Орудие сползло колесом с брёвен. Засело намертво. Передок завалило набок. Лошади рвали постромки, били, разбрызгивая жижу. Ездовые орали. Номера, по пояс в грязи, налегали на спицы скопом — и без толку. Орудие не шло. Оно только садилось — на вершок, на другой, всё глубже. Позади копилось всё, что шло следом. И копилось зло. Свет уходил. Дождь не унимался. Ночевать в этой гнилой низине охотников не было.
Я подобрался ближе, поглядел — и выдал решение раньше, чем подумал, надо ли мне в это лезть. Тянули неправильно. Налегали скопом, толкали орудие вперёд и вглубь, в самую топь. Оттого оно и садилось пуще. А надо не толкать. Надо вывешивать и стелить. Вагу под ось. Настил из жердей под колесо. И не пихать гужом, а тащить враскачку, рывками, в одну сторону, по команде.
Дело было не моё. Батарея чужая, часть чужая. Лезть распоряжаться к чужим — последнее дело, по головке не гладят. Но и куковать тут до ночи не улыбалось. А пуще того свербела привычка: вижу, как надо, а делают не так.

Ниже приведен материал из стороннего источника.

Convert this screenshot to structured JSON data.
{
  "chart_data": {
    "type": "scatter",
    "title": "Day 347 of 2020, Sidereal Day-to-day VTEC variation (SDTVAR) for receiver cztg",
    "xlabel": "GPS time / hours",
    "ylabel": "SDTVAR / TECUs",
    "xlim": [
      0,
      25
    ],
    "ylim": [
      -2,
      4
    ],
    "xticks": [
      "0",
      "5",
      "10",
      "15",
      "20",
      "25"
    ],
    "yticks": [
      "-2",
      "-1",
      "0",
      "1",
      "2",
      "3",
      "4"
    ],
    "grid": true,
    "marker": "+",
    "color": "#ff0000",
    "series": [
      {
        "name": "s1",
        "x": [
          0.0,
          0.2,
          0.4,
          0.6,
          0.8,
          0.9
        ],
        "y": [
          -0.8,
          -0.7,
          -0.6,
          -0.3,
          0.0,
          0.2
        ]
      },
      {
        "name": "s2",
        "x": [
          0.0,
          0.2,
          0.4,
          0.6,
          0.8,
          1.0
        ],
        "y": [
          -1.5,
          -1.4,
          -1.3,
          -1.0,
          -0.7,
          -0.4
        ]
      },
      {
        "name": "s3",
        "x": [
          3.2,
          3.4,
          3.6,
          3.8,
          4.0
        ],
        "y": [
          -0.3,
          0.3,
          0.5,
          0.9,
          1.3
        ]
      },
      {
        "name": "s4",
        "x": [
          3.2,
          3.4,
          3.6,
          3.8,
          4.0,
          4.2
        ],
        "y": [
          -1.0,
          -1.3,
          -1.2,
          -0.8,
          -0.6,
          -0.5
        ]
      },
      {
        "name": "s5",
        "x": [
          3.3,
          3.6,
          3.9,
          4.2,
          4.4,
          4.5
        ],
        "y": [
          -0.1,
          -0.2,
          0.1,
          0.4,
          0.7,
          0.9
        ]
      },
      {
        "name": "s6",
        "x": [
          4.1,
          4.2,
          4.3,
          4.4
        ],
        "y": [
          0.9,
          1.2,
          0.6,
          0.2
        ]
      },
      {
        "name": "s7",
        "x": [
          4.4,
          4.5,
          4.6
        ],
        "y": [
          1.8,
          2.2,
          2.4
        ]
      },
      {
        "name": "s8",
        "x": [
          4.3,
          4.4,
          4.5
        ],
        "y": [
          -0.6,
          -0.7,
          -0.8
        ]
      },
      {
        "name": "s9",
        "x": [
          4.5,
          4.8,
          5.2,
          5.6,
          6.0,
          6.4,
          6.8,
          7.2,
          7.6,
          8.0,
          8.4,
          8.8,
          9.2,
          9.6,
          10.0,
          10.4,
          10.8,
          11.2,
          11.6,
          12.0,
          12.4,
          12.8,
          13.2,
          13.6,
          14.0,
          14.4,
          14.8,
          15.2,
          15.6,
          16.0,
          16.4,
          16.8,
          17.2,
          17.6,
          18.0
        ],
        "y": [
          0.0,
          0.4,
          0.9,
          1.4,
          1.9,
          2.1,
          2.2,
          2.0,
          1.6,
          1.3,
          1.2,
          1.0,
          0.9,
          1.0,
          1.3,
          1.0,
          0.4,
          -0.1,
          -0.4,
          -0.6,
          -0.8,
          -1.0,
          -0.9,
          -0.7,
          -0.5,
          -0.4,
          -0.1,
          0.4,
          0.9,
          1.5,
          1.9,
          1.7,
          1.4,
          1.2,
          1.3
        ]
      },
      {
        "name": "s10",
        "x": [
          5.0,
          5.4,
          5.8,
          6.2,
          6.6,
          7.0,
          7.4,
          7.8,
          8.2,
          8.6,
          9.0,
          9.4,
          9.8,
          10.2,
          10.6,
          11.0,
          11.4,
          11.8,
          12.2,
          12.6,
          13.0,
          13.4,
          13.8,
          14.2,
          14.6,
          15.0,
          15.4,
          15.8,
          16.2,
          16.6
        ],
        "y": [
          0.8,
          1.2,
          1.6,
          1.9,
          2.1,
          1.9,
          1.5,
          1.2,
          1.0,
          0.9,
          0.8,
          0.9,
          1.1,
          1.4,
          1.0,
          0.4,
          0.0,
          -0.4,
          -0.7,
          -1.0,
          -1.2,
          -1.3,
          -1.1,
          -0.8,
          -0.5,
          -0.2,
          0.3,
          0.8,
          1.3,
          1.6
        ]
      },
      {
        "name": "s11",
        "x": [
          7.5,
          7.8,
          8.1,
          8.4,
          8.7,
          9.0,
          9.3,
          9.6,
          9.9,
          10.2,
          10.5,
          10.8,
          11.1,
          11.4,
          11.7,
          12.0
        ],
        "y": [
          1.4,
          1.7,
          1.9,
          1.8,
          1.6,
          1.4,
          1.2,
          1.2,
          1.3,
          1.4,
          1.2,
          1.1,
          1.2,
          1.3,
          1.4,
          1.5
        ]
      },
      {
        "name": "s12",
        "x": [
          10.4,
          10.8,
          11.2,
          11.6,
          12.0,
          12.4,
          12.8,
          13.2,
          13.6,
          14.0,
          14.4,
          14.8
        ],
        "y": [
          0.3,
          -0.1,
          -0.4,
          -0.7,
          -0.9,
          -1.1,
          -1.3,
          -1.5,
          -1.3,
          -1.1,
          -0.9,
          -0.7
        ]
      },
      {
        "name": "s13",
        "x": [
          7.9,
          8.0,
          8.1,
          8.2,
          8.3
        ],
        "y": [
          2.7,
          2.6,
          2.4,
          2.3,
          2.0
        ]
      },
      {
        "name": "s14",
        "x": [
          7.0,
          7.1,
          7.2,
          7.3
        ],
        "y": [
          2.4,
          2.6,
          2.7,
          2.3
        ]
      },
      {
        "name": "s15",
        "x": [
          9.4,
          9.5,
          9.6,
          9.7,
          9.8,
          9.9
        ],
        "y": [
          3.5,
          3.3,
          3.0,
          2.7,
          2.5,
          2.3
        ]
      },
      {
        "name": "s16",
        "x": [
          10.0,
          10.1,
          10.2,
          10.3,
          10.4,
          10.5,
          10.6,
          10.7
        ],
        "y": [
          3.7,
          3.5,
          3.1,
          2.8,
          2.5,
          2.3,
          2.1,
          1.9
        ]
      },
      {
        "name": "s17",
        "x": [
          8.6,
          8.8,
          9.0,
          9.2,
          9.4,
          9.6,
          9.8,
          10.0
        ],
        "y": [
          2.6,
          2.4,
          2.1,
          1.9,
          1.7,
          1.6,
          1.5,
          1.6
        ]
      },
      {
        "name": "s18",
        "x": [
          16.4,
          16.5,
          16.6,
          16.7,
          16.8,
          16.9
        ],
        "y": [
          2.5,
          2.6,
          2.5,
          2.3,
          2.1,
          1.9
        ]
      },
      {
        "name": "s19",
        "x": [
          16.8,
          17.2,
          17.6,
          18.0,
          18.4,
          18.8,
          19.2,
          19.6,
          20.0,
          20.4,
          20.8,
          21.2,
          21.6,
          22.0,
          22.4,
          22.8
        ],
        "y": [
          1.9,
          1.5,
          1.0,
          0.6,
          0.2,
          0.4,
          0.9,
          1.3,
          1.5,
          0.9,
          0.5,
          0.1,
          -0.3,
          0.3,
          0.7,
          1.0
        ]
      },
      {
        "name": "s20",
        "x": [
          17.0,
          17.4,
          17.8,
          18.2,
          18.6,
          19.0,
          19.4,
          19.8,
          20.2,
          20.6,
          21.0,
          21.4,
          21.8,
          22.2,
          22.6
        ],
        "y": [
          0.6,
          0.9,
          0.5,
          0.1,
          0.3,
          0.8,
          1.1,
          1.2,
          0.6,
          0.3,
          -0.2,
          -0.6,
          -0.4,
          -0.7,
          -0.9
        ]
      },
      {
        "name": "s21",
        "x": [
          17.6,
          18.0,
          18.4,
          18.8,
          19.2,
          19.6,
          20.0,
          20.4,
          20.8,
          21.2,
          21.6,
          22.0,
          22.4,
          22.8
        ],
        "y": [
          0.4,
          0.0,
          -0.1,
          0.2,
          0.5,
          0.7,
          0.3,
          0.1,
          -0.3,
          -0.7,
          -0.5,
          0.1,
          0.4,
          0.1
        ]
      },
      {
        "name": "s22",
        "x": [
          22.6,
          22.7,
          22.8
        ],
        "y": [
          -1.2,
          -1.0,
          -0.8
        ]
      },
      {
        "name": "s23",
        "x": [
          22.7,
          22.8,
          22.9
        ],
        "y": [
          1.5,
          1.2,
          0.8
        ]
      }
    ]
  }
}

— Сорока, Зотов. Берите десяток. Жердей вон с того плетня. Кол под ось. — Я кивнул на гать. — Поглядим, что за пушкари.
Мои двинулись к плетню. И тут сбоку, верхом, подъехал чужой офицер. Молоденький, чистенький, в новой, не обмятой ещё шинели, при шашке. Из батарейных. Осадил коня и поглядел на меня сверху вниз — с тем выражением, какое бывает у человека, на чьём участке распоряжается посторонний.
— Это что такое? — спросил резко. — Кто велел? Прапорщик, вы по какому праву суётесь к моим людям?
Я выпрямился. Под левой лопаткой потянуло.
— По такому праву, господин подпоручик, что мне за вашим орудием до ночи тут куковать, — сказал ровно, без сердца. — А так, как тащат ваши, его не вытащить. Только глубже посадите. Дозвольте моим — через четверть часа дорога чиста. Не дозволите — воля ваша. Стойте дальше.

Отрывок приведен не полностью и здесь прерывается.